The IRS now is providing the new addresses, to be used for 2002 returns that will be filed during filing season 2003. Taxpayers who file paper returns will use the new center addresses provided on envelopes in the tax package. The complete list of addresses for tax professionals’ use may be found at the agency’s website, irs.gov.

Rules on reporting stock option exercise

If an employee (or former employee) purchases stock through the exercise of a stock option and then sells that stock on the same day through a broker, the broker is not required to report it.

The IRS recently issued that exemption to reporting on Form 1099-B, “Proceeds From Broker and Barter Exchange Transactions,” in IRS Revenue Procedure 2002-50.

To determine whether the employee exercised the option and sold the underlying shares on the same day, the broker may rely on a receipt or written statement provided by the employee or employer showing the date of exercise.

To clarify whether the employer uses the sale price of the shares to calculate the compensation income generated to employees by the option exercise, the broker may rely upon a written statement from the employer certifying that it follows that practice.

Under those circumstances, the rules require the broker to furnish the employee with a statement containing the following information:

* The gross sales price of the shares sold through the broker.
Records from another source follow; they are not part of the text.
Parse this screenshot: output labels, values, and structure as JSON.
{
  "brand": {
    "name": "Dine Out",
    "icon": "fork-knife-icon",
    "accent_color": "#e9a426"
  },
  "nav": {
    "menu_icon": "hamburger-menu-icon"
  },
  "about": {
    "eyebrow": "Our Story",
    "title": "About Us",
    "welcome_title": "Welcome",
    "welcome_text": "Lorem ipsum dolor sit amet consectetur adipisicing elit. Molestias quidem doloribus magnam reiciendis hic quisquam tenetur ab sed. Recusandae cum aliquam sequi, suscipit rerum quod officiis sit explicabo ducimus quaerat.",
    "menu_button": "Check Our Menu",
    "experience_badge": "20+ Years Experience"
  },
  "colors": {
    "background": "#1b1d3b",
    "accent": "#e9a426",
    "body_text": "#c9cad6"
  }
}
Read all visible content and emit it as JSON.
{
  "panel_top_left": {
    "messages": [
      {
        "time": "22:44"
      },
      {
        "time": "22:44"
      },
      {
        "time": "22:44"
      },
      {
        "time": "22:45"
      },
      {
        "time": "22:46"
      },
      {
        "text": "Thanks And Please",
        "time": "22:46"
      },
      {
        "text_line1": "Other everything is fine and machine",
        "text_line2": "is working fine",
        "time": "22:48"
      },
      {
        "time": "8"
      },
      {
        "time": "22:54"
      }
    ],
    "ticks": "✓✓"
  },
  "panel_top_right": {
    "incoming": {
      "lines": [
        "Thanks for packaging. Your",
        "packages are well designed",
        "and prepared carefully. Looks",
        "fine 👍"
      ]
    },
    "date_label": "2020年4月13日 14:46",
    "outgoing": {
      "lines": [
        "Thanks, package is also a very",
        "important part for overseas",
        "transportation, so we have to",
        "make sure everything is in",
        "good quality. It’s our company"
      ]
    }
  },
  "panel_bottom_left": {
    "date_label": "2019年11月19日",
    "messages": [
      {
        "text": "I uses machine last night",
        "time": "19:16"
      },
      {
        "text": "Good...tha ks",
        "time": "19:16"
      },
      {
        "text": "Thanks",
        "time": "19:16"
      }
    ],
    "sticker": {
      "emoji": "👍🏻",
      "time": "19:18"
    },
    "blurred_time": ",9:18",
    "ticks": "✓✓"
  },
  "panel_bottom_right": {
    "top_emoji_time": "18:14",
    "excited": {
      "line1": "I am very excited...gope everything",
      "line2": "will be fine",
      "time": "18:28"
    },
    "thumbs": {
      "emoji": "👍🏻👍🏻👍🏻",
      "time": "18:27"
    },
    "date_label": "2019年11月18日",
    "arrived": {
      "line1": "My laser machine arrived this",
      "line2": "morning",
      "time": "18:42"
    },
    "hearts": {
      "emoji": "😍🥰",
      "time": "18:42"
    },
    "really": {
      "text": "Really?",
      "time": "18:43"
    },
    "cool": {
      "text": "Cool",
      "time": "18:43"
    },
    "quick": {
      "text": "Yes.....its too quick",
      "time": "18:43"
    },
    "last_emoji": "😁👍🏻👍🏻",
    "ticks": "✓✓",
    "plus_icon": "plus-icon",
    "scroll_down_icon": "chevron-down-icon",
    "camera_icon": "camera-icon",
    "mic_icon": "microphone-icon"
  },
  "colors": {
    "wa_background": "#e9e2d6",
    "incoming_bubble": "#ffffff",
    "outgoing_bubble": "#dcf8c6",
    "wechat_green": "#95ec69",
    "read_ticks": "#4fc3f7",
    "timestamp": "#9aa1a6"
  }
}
* The commissions or other fees the broker charged on the sale.

* A description of how gain or loss with respect to shares obtained through the option exercise is calculated, and the manner in which such gain or loss should be reported on a federal income tax return.

The description need not be an independent document, but may be part of a document such as a settlement sheet provided to the customer in connection with the sale.
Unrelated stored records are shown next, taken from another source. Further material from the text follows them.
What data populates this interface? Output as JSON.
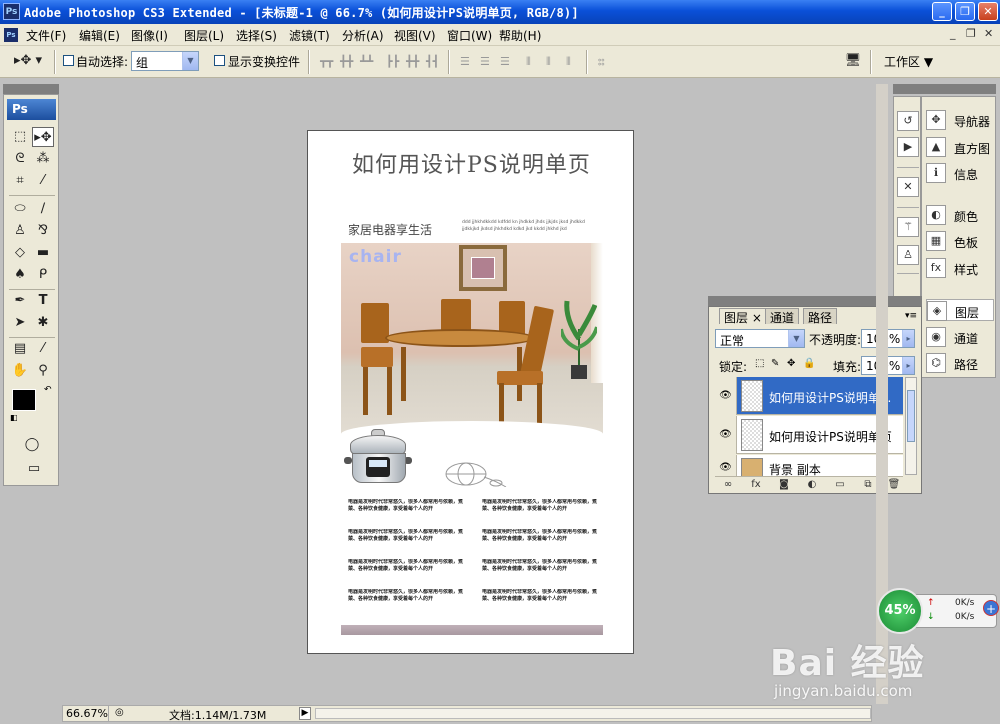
{
  "window": {
    "title": "Adobe Photoshop CS3 Extended - [未标题-1 @ 66.7% (如何用设计PS说明单页, RGB/8)]",
    "app_icon": "Ps",
    "controls": [
      "_",
      "❐",
      "✕"
    ]
  },
  "menu": {
    "items": [
      "文件(F)",
      "编辑(E)",
      "图像(I)",
      "图层(L)",
      "选择(S)",
      "滤镜(T)",
      "分析(A)",
      "视图(V)",
      "窗口(W)",
      "帮助(H)"
    ],
    "mdi_controls": [
      "_",
      "❐",
      "✕"
    ]
  },
  "options": {
    "auto_select_label": "自动选择:",
    "auto_select_value": "组",
    "show_transform_label": "显示变换控件",
    "workspace_label": "工作区 ▼"
  },
  "toolbox": {
    "logo": "Ps",
    "tools": [
      "marquee-icon",
      "move-icon",
      "lasso-icon",
      "magic-wand-icon",
      "crop-icon",
      "eyedropper-small-icon",
      "healing-icon",
      "brush-icon",
      "stamp-icon",
      "history-brush-icon",
      "eraser-icon",
      "gradient-icon",
      "blur-icon",
      "dodge-icon",
      "pen-icon",
      "type-icon",
      "path-select-icon",
      "shape-icon",
      "notes-icon",
      "eyedropper-icon",
      "hand-icon",
      "zoom-icon"
    ],
    "foreground_color": "#000000",
    "background_color": "#ffffff"
  },
  "document": {
    "headline": "如何用设计PS说明单页",
    "subhead": "家居电器享生活",
    "small_text": "ddd jjhkhdkkdd kdfdd kn jhdkkd jhds jjkjds jksd jhdkkd jjdkkjkd jkdsd jhkhdkd kdkd jkd kkdd jhkhd jkd",
    "photo_word": "chair",
    "body_paragraph": "电器是发明时代非常悠久，很多人都常用与依赖，煮菜、各种饮食健康，享受着每个人的开",
    "paragraph_count": 8
  },
  "dock": {
    "items": [
      {
        "label": "导航器",
        "icon": "navigator-icon"
      },
      {
        "label": "直方图",
        "icon": "histogram-icon"
      },
      {
        "label": "信息",
        "icon": "info-icon"
      },
      {
        "label": "颜色",
        "icon": "color-icon"
      },
      {
        "label": "色板",
        "icon": "swatches-icon"
      },
      {
        "label": "样式",
        "icon": "styles-icon"
      },
      {
        "label": "图层",
        "icon": "layers-icon"
      },
      {
        "label": "通道",
        "icon": "channels-icon"
      },
      {
        "label": "路径",
        "icon": "paths-icon"
      }
    ]
  },
  "layers_panel": {
    "tabs": [
      "图层 ×",
      "通道",
      "路径"
    ],
    "blend_mode": "正常",
    "opacity_label": "不透明度:",
    "opacity_value": "100%",
    "lock_label": "锁定:",
    "fill_label": "填充:",
    "fill_value": "100%",
    "layers": [
      {
        "name": "如何用设计PS说明单...",
        "selected": true
      },
      {
        "name": "如何用设计PS说明单页",
        "selected": false
      },
      {
        "name": "背景 副本",
        "selected": false
      }
    ]
  },
  "status": {
    "zoom": "66.67%",
    "doc_info": "文档:1.14M/1.73M"
  },
  "network": {
    "percent": "45%",
    "up_rate": "0K/s",
    "down_rate": "0K/s"
  },
  "watermark": {
    "logo": "Bai 经验",
    "url": "jingyan.baidu.com"
  }
}
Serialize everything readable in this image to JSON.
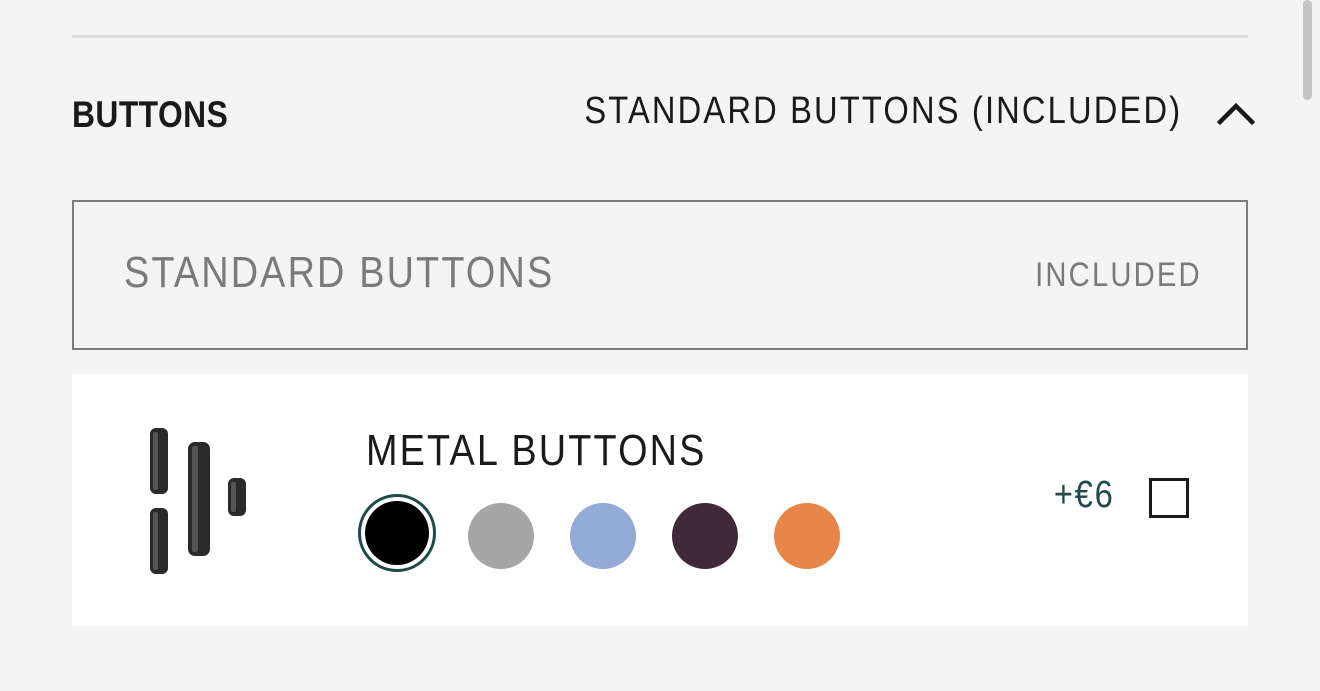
{
  "section": {
    "title": "BUTTONS",
    "selected_summary": "STANDARD BUTTONS (INCLUDED)",
    "expanded_icon": "chevron-up-icon"
  },
  "options": {
    "standard": {
      "name": "STANDARD BUTTONS",
      "price": "INCLUDED"
    },
    "metal": {
      "name": "METAL BUTTONS",
      "price": "+€6",
      "checked": false,
      "image_icon": "metal-buttons-icon",
      "selected_swatch": "#000000",
      "swatches": [
        "#000000",
        "#a6a6a6",
        "#94aad8",
        "#3f2a3b",
        "#e8864a"
      ]
    }
  },
  "colors": {
    "accent": "#1e4a47",
    "border": "#7a7a7a",
    "background": "#f4f4f4"
  }
}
The IRS also recently issued a notice (2002-47) that provided, in part, that until the Department of the Treasury and the IRS issue further guidance on statutory stock options, the IRS will not assess the Federal Insurance Contributions Act or Federal Unemployment Tax Act tax or apply federal tax-withholding obligations upon either the purchase or sale of the stock acquired by an employee in connection with the exercise of the option.

IRS crackdown adds small-time shelters

The IRS once again is modifying the tax shelter rules, while still retaining the pre-existing standards governing tax shelter opinions. This time the changes or clarifications affect the list-maintenance requirement and define those taxpayers considered to be participating in reportable transactions.

The tax shelter regulations require that corporate taxpayers disclose their participation in listed and other reportable transactions.

The IRS only recently discovered that so-called non- corporate taxpayers actually participate in many of those transactions. Accordingly, as part of its program to obtain information about potentially abusive transactions, it now requires any individual, trust, partnership or S corporation that participates in them to disclose listed and other reportable transactions.

To further widen its search – and to obtain information about potentially abusive transactions by that newly broadened group of taxpayers – the IRS is attempting to clarify the term “indirect participation” in a reportable transaction.

Under the proposed rule, a taxpayer will have indirectly participated in a reportable transaction “if the taxpayer knows or has reason to know that the tax benefits claimed from the taxpayer’s transaction are derived from a reportable transaction.”

According to the IRS, some taxpayers have applied the “substantially similar” standard in an overly narrow manner to avoid disclosure. In that case too, the IRS is clarifying that the term “substantially similar” includes any transaction that is expected to obtain the same or similar types of tax benefits and that is either factually similar or based on the same or similar tax strategy.